La démocratie au bord du gouffre

KAÏS SAÏED veut accroître les prérogatives propres au président. La Tunisie réunit tous les ingrédients d'un avenir autocratique. © GETTY IMAGES

Si le président Kaïs Saïed est largement considéré comme honorable et incorruptible, ses successeurs potentiels ne le sont pas.

Quelques jours après avoir licencié le Premier ministre, suspendu le Parlement et repris les rênes du pouvoir exécutif en juillet 2021, le président de Tunisie, Kaïs Saïed, convoquait des journalistes du New York Times dans son bureau. Les opposants du président avaient qualifié ses actions de coup d’Etat. M. Saïed voulait donc écarter toute impression d’actes autoritaristes. “Pourquoi voulez-vous qu’à 67 ans, je commence une carrière de dictateur?”, demanda-t-il, citant les mots de Charles de Gaulle lors de son retour au pouvoir en 1958.

Agé de 63 ans, M. Saïed doit effectivement se prendre un peu pour le général. En 1958, la France était rongée par l’instabilité politique et au bord de la guerre civile. De Gaulle avait alors été invité à réformer les institutions politiques de son pays.

Cette réforme avait entraîné la création de la cinquième république, en vertu de laquelle le président détient un pouvoir important. La première personne à avoir été élue à ce poste étant de Gaulle lui-même…

Espoirs douchés

En 2019, près de trois quarts des Tunisiens ont voté pour M. Saïed. Beaucoup pensaient que cet ancien professeur de droit constitutionnel serait un réformateur honnête qui allait relever le système. Berceau du printemps arabe, la Tunisie est souvent considérée comme le seul pays à avoir connu un destin favorable après les manifestations révolutionnaires qui ont embrasé la région en 2011. Toutefois, 10 ans de démocratie n’ont pas conduit à la prospérité et les politiciens ont déçu les Tunisiens.

C’est dans ce contexte qu’est arrivé M. Saïed, qui avait qualifié sa victoire de “nouvelle révolution”. Mais ce n’est qu’en 2021 que l’on a découvert le vrai visage de cette révolution. M. Saïed gouverne pour l’instant par décret, contournant la constitution.
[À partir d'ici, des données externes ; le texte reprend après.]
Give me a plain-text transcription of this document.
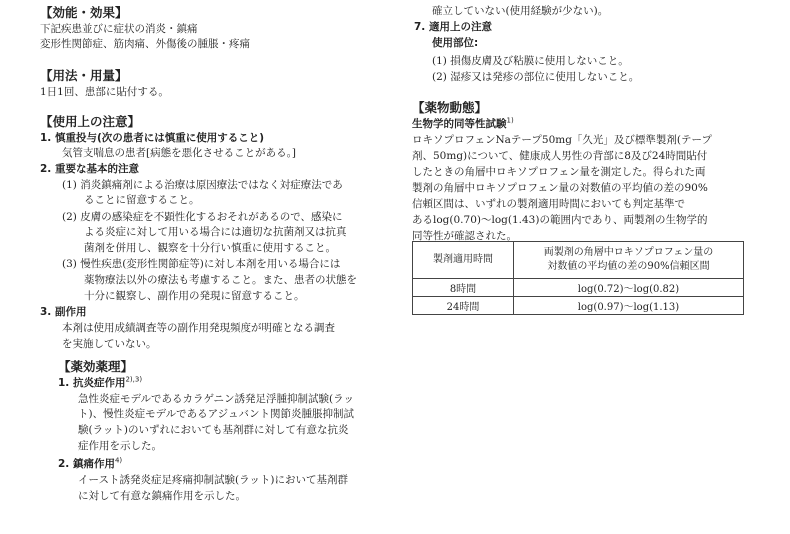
【効能・効果】
下記疾患並びに症状の消炎・鎮痛
変形性関節症、筋肉痛、外傷後の腫脹・疼痛
【用法・用量】
1日1回、患部に貼付する。
【使用上の注意】
1. 慎重投与(次の患者には慎重に使用すること)
気管支喘息の患者[病態を悪化させることがある。]
2. 重要な基本的注意
(1) 消炎鎮痛剤による治療は原因療法ではなく対症療法であ
ることに留意すること。
(2) 皮膚の感染症を不顕性化するおそれがあるので、感染に
よる炎症に対して用いる場合には適切な抗菌剤又は抗真
菌剤を併用し、観察を十分行い慎重に使用すること。
(3) 慢性疾患(変形性関節症等)に対し本剤を用いる場合には
薬物療法以外の療法も考慮すること。また、患者の状態を
十分に観察し、副作用の発現に留意すること。
3. 副作用
本剤は使用成績調査等の副作用発現頻度が明確となる調査
を実施していない。
【薬効薬理】
1. 抗炎症作用$^{2),3)}$
急性炎症モデルであるカラゲニン誘発足浮腫抑制試験(ラッ
ト)、慢性炎症モデルであるアジュバント関節炎腫脹抑制試
験(ラット)のいずれにおいても基剤群に対して有意な抗炎
症作用を示した。
2. 鎮痛作用$^{4)}$
イースト誘発炎症足疼痛抑制試験(ラット)において基剤群
に対して有意な鎮痛作用を示した。
確立していない(使用経験が少ない)。
7. 適用上の注意
使用部位:
(1) 損傷皮膚及び粘膜に使用しないこと。
(2) 湿疹又は発疹の部位に使用しないこと。
【薬物動態】
生物学的同等性試験$^{1)}$
ロキソプロフェンNaテープ50mg「久光」及び標準製剤(テープ
剤、50mg)について、健康成人男性の背部に8及び24時間貼付
したときの角層中ロキソプロフェン量を測定した。得られた両
製剤の角層中ロキソプロフェン量の対数値の平均値の差の90%
信頼区間は、いずれの製剤適用時間においても判定基準で
あるlog(0.70)～log(1.43)の範囲内であり、両製剤の生物学的
同等性が確認された。
製剤適用時間	両製剤の角層中ロキソプロフェン量の
対数値の平均値の差の90%信頼区間

8時間	log(0.72)～log(0.82)
24時間	log(0.97)～log(1.13)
Il souhaite aussi proposer une nouvelle loi fondamentale, sans doute pour renforcer les pouvoirs du président, et s’est engagé à organiser de nouvelles élections en décembre 2022. Un nombre croissant de critiques l’ont en effet déconseillé de concentrer trop de pouvoir entre ses mains. Pour autant, l’opinion publique semble n’avoir aujourd’hui que faire de la démocratie: ce que les gens veulent surtout, ce sont des emplois.

M. Saïed pourrait avoir du mal à leur en offrir. Ses décisions devraient, du moins provisoirement, mettre un terme à la paralysie politique qui a entravé les efforts de réformer l’économie. Les politiciens se sont longtemps plaints de ce système politique hybride (en partie présidentiel et en partie parlementaire) qui rend toute décision difficile. A cet égard, un régime présidentiel plus direct pourrait être une bonne idée. Toutefois, M. Saïed n’a aucune expérience économique, encore moins un plan de développement.

Par ailleurs, le président pourrait préparer la Tunisie à bien pire. Bien qu’il soit largement considéré comme honorable et incorruptible, ses successeurs potentiels ne le sont pas. Prenez Abir Moussi, par exemple, une démagogue populiste qui débite toutes sortes de théories du complot. La démocratie tunisienne ne survivrait pas si quelqu’un comme elle devenait présidente. Que M. Saïed veuille ou non devenir un dictateur, bien d’autres politiciens tunisiens semblent convoiter ce rôle.